Hearing ability, Larvae, Marine teleost fishes, Ontogeny, Auditory-evoked potentials, Dispersal, Connectivity, Audiogram

Last Page

13

Abstract

In most demersal marine teleost fishes, larvae develop in the pelagic environment, but must locate appropriate settlement habitats. One potential cue for locating settlement habitats that has received recent interest is acoustic cues from reef habitats. Although it is clear that settlement-stage fish larvae can hear, it is less clear how hearing ability develops during the larval phase, or how auditory abilities vary among species and families. Auditory-evoked potentials were used to investigate hearing in larvae of 5 fishes (Epinephelus coioides, E. fuscoguttatus, Serranidae; Eleutheronema tetradactylum, Polynemidae; Caranx ignobilis, Carangidae; and Macquaria novemaculeata, Percichthyidae) over a range of sizes (9 to 28 mm). Ontogenetic improvement in hearing of up to 25 dB was found in 4 species. We also assessed hearing ability within and between 4 families (Serranidae, Lutjanidae, Pomacentridae and Carangidae) using larger larvae of 11 species from tropical and warm temperate habitats (the serranids and carangid above plus Epinephelus malabaricus, Plectropomus leopardus, Lutjanus carponotatus, L. sebae, Pomacentrus nagasakiensis, P. amboinensis, Gnathanodon speciosus and Elagatis bipinnulata).
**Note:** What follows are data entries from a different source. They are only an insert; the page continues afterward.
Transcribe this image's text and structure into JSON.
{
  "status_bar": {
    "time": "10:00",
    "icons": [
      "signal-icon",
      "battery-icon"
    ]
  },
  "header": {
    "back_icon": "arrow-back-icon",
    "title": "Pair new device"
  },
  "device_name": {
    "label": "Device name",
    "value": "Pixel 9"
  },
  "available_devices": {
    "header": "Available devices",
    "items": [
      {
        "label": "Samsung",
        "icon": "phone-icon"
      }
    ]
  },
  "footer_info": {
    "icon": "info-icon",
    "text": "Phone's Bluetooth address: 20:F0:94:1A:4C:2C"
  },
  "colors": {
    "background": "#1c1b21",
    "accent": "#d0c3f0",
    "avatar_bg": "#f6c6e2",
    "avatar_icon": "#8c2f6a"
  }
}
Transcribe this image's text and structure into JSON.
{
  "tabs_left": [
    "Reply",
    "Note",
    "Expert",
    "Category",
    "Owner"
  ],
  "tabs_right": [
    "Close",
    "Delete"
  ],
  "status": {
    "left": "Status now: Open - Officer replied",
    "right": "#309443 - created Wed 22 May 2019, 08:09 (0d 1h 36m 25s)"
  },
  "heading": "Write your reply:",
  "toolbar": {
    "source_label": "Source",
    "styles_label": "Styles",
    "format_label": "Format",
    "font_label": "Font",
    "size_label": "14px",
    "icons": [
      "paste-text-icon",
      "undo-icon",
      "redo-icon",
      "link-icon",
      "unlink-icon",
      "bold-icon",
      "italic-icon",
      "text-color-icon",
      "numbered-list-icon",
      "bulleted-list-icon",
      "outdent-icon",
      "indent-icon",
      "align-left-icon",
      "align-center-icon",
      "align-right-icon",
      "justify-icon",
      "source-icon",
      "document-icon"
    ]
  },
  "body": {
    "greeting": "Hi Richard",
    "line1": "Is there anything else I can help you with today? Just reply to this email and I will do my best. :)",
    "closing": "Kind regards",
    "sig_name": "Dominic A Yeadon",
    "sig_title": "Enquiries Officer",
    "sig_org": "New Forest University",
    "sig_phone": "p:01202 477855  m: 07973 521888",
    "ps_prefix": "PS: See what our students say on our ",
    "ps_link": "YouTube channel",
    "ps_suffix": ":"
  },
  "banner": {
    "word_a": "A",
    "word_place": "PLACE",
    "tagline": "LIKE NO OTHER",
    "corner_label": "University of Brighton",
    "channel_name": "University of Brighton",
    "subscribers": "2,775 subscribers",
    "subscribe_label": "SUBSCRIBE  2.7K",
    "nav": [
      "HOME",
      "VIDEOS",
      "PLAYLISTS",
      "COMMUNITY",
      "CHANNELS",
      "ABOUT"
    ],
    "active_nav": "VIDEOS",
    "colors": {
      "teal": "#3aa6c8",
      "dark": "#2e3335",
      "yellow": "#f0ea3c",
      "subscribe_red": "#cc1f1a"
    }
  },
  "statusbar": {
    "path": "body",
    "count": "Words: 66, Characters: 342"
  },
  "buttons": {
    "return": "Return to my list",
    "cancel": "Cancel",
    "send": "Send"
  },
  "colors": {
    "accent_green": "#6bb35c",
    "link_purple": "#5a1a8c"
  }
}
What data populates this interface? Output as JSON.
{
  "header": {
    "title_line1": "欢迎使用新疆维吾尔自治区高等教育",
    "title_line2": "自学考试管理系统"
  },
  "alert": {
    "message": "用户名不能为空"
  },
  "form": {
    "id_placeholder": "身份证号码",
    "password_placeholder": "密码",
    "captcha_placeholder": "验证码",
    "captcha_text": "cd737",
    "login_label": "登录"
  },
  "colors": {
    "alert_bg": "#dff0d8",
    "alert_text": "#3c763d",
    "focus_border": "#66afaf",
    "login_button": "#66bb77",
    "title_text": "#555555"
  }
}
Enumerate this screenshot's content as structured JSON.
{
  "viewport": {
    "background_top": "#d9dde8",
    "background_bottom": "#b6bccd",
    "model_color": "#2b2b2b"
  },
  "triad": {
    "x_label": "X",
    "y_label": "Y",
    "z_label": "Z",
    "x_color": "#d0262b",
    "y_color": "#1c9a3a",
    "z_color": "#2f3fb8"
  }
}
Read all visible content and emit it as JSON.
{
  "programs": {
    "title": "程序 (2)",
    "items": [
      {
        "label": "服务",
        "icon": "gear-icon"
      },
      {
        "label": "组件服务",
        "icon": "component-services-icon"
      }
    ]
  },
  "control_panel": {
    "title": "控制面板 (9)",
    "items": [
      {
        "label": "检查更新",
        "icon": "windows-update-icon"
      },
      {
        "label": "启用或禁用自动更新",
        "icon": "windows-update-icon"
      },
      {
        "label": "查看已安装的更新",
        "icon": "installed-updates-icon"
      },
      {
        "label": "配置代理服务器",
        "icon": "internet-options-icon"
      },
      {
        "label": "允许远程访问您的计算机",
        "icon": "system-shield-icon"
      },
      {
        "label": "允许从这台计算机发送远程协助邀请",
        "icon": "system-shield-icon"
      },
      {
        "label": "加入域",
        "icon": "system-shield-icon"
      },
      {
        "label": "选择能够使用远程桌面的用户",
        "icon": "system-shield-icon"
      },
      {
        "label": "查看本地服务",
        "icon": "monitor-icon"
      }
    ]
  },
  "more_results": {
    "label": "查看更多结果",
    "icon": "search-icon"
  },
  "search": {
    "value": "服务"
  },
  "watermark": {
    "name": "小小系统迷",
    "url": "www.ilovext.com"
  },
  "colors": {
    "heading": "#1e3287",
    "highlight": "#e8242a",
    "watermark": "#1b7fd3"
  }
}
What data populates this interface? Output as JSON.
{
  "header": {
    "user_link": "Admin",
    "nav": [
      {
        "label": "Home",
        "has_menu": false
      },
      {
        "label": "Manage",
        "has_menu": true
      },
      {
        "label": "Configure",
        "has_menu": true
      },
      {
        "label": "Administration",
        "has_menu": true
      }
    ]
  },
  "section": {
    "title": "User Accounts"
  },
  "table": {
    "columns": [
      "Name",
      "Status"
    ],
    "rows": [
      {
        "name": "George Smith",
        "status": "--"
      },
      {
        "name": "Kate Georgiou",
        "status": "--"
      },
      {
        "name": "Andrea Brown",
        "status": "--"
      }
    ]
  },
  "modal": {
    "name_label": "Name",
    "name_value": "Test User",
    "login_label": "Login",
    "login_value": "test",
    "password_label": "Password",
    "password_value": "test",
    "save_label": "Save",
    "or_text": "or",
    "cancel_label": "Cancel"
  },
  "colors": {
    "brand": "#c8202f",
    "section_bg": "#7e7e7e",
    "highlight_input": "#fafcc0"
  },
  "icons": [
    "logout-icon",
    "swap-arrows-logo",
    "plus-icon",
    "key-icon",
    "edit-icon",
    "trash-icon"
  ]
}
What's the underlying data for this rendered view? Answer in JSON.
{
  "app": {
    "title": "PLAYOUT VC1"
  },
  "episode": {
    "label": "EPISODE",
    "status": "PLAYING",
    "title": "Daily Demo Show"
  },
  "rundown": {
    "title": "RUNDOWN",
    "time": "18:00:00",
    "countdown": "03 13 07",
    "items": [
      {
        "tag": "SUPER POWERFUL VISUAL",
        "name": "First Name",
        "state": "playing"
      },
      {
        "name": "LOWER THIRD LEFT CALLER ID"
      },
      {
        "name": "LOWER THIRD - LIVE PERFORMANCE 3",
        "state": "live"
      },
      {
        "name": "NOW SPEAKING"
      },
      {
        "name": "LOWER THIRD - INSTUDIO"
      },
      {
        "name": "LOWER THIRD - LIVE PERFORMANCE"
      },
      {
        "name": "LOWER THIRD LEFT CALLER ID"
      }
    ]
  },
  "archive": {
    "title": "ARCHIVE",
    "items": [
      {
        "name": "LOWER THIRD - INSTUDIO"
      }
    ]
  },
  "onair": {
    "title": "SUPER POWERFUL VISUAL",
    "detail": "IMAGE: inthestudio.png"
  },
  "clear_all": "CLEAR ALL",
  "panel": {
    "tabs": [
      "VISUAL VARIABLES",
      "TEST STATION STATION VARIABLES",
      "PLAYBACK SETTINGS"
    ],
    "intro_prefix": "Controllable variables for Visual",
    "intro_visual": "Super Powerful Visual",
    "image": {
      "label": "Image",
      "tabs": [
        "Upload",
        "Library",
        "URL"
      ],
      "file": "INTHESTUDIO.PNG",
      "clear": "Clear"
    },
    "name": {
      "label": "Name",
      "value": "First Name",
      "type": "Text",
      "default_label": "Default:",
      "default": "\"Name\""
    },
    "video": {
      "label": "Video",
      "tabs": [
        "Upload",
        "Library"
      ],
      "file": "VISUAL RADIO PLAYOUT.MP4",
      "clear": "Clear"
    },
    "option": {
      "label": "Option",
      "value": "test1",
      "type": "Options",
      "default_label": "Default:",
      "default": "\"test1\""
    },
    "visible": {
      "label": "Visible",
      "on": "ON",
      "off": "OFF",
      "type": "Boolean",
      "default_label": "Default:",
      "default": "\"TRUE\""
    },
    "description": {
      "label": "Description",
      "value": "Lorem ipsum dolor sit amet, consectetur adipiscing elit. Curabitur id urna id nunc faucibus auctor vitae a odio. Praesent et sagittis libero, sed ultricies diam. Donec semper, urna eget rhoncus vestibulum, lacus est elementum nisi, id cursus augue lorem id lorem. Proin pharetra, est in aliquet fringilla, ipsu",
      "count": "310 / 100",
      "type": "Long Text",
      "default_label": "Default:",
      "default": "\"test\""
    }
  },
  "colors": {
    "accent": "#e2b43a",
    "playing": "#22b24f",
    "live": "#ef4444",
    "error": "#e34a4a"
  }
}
Within pomacentrids, carangids and lutjanids, hearing sensitivity differences among species were found. This high within-family variance results in no difference in hearing ability among the 4 families. A key component of modelling reef connectivity is the estimation of larval attraction distances. The data provided herein clearly demonstrate that attraction varies both ontogenetically and among species. Both developmental stage and species must be taken into account when estimating distances over which sound cues emanating from settlement habitats can be detected.